Exceptions to the Project-Enhancement Rule
Nassar also argues that his condemned properties are subject to an exception
to the project-enhancement rule. Nassar contends that a condemnor is required to pay
the enhanced value of a property when it is taken for expansion of the public
improvement or for purposes incidental to it. To support this contention, Nassar cites
Fuller v. State, 461 S.W.2d 595 (Tex. 1970); City of Dallas v. Shackelford, 199
S.W.2d 503 (Tex. 1947); and McAshan v. Delhi Pipeline Corp., 739 S.W.2d 130
(Tex. App.—San Antonio 1987, no writ).
Generally, there are two exceptions to the project-enhancement rule: (1) when
the land taken is not within the original scope of the project, but was needed for
expansion or for purposes incidental to the project and (2) when the general location
of the project is fixed, but the exact location or the extent of the project is uncertain.
Barshop, 442 S.W.2d at 685. The reviewing courts in Fuller and McAshan, while
stating the exceptions to the rule, concluded that those cases did not fall within the
exceptions. Fuller, 461 S.W.2d at 598; McAshan, 739 S.W.2d at 131. These cases
do not hold that the condemnor is required to pay an enhanced value under any
circumstances. They do not support Nassar’s contention.

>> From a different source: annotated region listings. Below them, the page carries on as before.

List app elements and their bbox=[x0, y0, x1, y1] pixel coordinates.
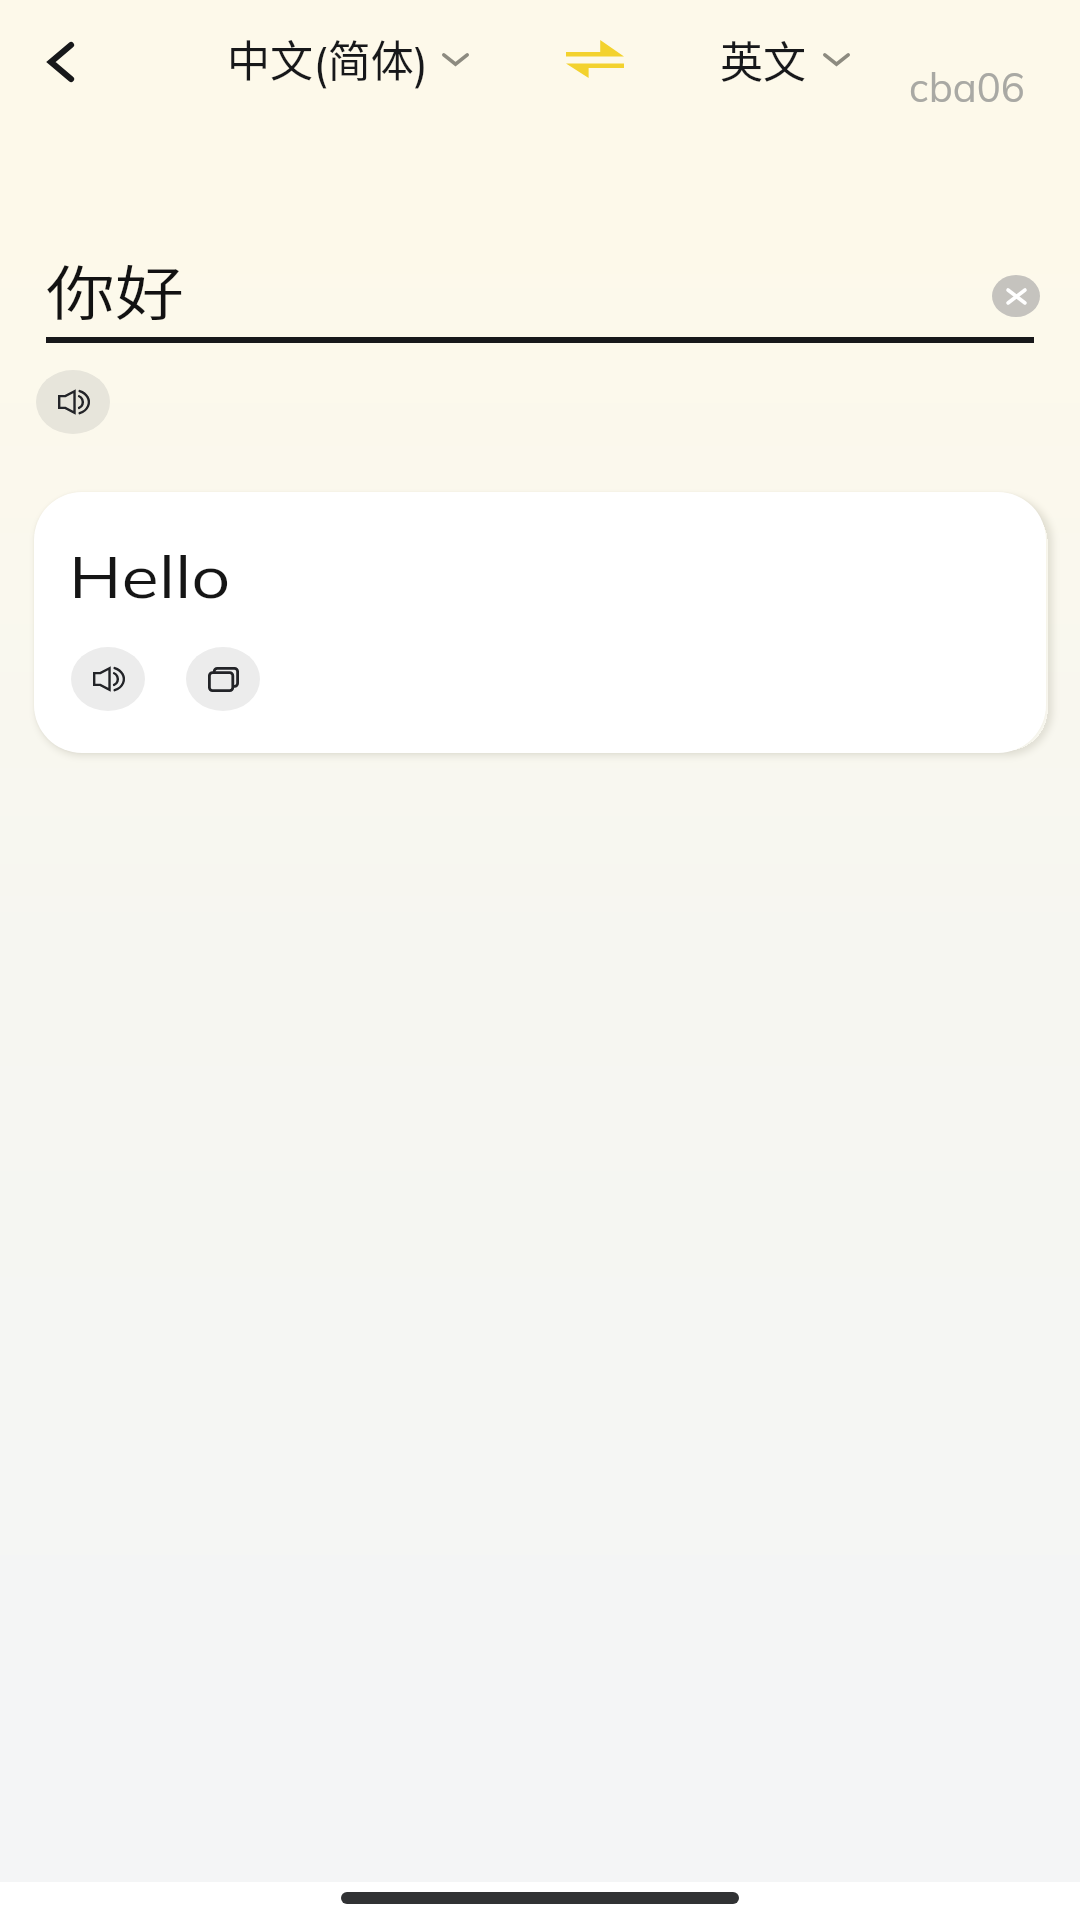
button[interactable]: Back bbox=[15, 16, 107, 108]
button[interactable]: Copy translation bbox=[186, 647, 260, 711]
staticText: 你好 bbox=[46, 247, 185, 332]
staticText: 中文(简体) bbox=[227, 27, 429, 91]
button[interactable]: Swap languages bbox=[546, 20, 644, 98]
button[interactable]: 中文(简体) bbox=[227, 23, 469, 95]
staticText: cba06 bbox=[909, 62, 1025, 112]
button[interactable]: Play pronunciation bbox=[71, 647, 145, 711]
button[interactable]: Hello bbox=[34, 492, 1046, 753]
staticText: 英文 bbox=[720, 28, 806, 90]
staticText: Hello bbox=[69, 540, 231, 613]
button[interactable]: Clear text bbox=[992, 275, 1040, 317]
button[interactable]: Play pronunciation of source text bbox=[36, 370, 110, 434]
button[interactable]: 英文 bbox=[720, 24, 850, 94]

In Shackelford, the City, on December 10, 1941, designated a 10-block area to
be condemned for the construction of a public market. Shackelford, 199 S.W.2d at
504. However, the City authorized taking only a portion of the designated area. Id.

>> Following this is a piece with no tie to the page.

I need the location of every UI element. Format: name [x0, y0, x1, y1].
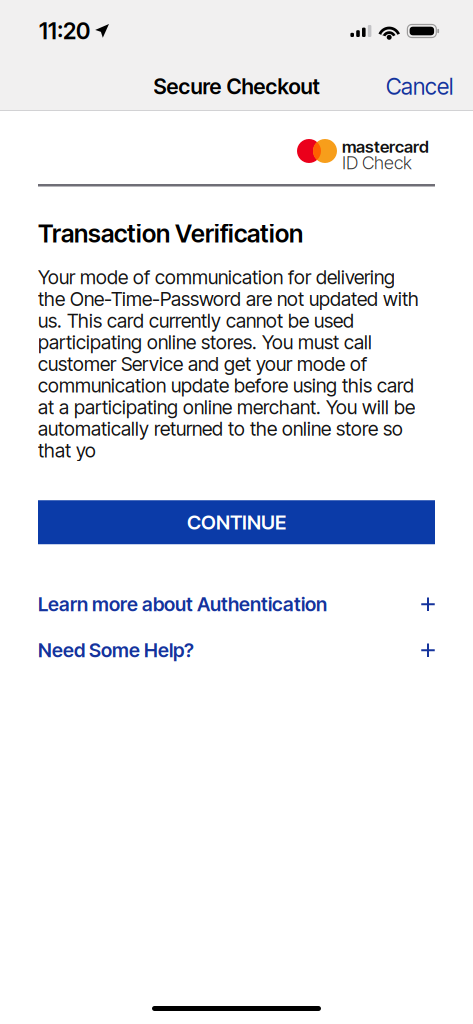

That portion was acquired and the market was built. Id. Because of the country’s
involvement in World War II, further development plans were put on hold. Id.

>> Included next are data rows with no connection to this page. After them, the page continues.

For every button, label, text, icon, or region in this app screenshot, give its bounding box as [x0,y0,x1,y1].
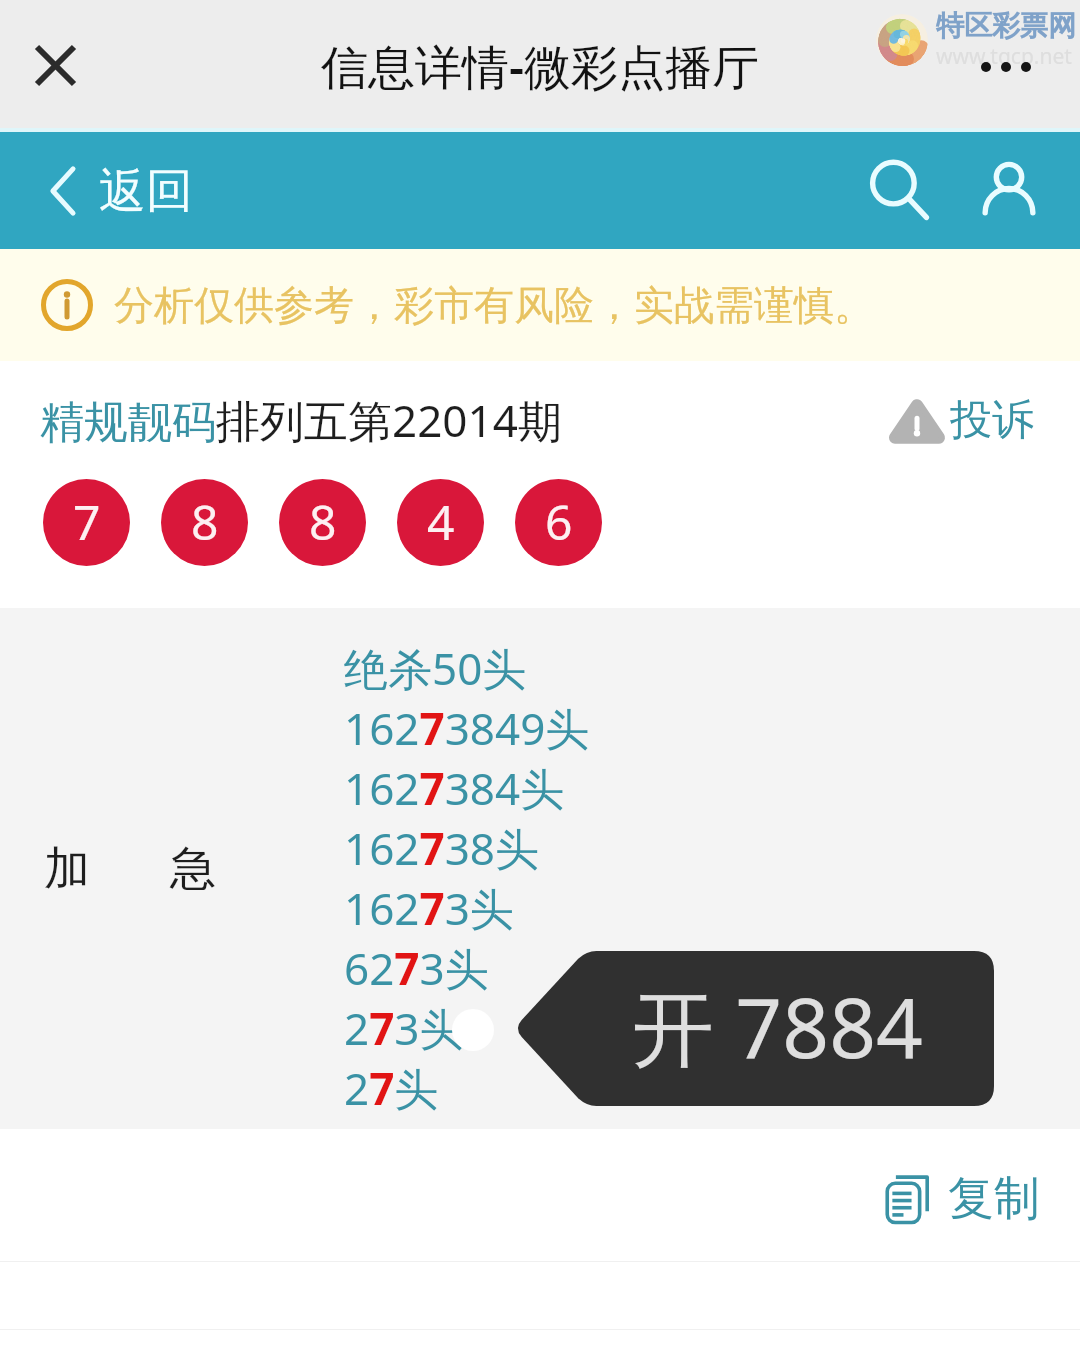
staticText: 急 [170,840,216,898]
staticText: 273头 [344,998,464,1058]
staticText: 27头 [344,1058,439,1118]
staticText: 16273849头 [344,698,590,758]
staticText: 返回 [99,162,193,221]
staticText: 8 [309,489,337,554]
staticText: 6 [545,489,573,554]
button[interactable]: 复制 [870,1160,1080,1238]
button[interactable]: 返回 [0,151,211,230]
staticText: 162738头 [344,818,540,878]
staticText: 复制 [948,1170,1040,1228]
staticText: 8 [191,489,219,554]
button[interactable]: 投诉 [892,394,1034,447]
staticText: 绝杀50头 [344,638,527,698]
button[interactable]: 开 7884 [514,951,994,1106]
staticText: 精规靓码排列五第22014期 [40,390,562,450]
staticText: 1627384头 [344,758,565,818]
button[interactable]: Search [850,141,950,241]
staticText: 6273头 [344,938,489,998]
staticText: 7 [73,489,101,554]
staticText: 加 [44,840,90,898]
staticText: 16273头 [344,878,514,938]
button[interactable]: Close [21,31,89,99]
staticText: 分析仅供参考，彩市有风险，实战需谨慎。 [114,280,874,330]
staticText: 特区彩票网 [936,8,1076,43]
staticText: 信息详情-微彩点播厅 [321,34,760,98]
staticText: 开 7884 [632,970,923,1082]
staticText: www.tqcp.net [936,42,1072,71]
button[interactable]: More options [967,49,1045,85]
button[interactable]: Account [959,141,1059,241]
staticText: 4 [427,489,455,554]
staticText: 投诉 [950,394,1034,447]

Approximately three years later, the City authorized acquisition of the remainder of
the designated area and argued that the fair market value should be determined as of
1941. Id. The supreme court determined that, although the remaining area was in the
original designation, it was not clear when, if ever, that property would be taken. Id.
In the interim, that property had benefitted in value as a result of improvements made
by the City. Id. at 506 The supreme court concluded that, in determining the value
of the property on the date it was taken, the jury could take into consideration the
enhanced value of the property. Id. Thus, the court did not decide Shackleford based
on one of the general exceptions, but on the uncertainty and delay of the taking. See
Barshop, 442 S.W.2d at 685.
The taking of Nassar’s property did not qualify for any of the exceptions to the
project-enhancement rule. The property was within the original scope of the project,
the location and extent of the project were fixed and certain, and there was no delay
or uncertainty in the taking.
Because Nassar offered no evidence to establish that the value of the properties
sold after February 2002, the date by which he had notice of the condemnation and
the Gregory-Lincoln project, was not influenced by the Gregory-Lincoln project, we
hold that the trial court did not abuse its discretion in excluding evidence of those
sales. Accordingly, we overrule Nassar’s first four issues.
Denial of Motion for Continuance
In his fifth issue, Nassar contends that the trial court abused its discretion in
denying Nassar’s motion for continuance. No continuance shall be granted “except
for sufficient cause supported by affidavit, or by consent of the parties, or by
operation of law.” Tex. R. Civ. P. 251. The record does not contain a motion for
continuance or an affidavit. Because Nassar did not comply with rule 251, the trial
court did not abuse its discretion in denying the motion. See Tex. R. Civ. P. 251; see
also Villegas v. Carter, 711 S.W.2d 624, 626 (Tex. 1986) (recognizing presumption
that trial court does not abuse discretion in denying motion for continuance if motion
not supported by affidavit). We overrule Nassar’s fifth issue.
CONCLUSION
We affirm the judgment of the trial court.
Sam Nuchia
Justice
Panel consists of Justices Nuchia, Alcala, and Higley.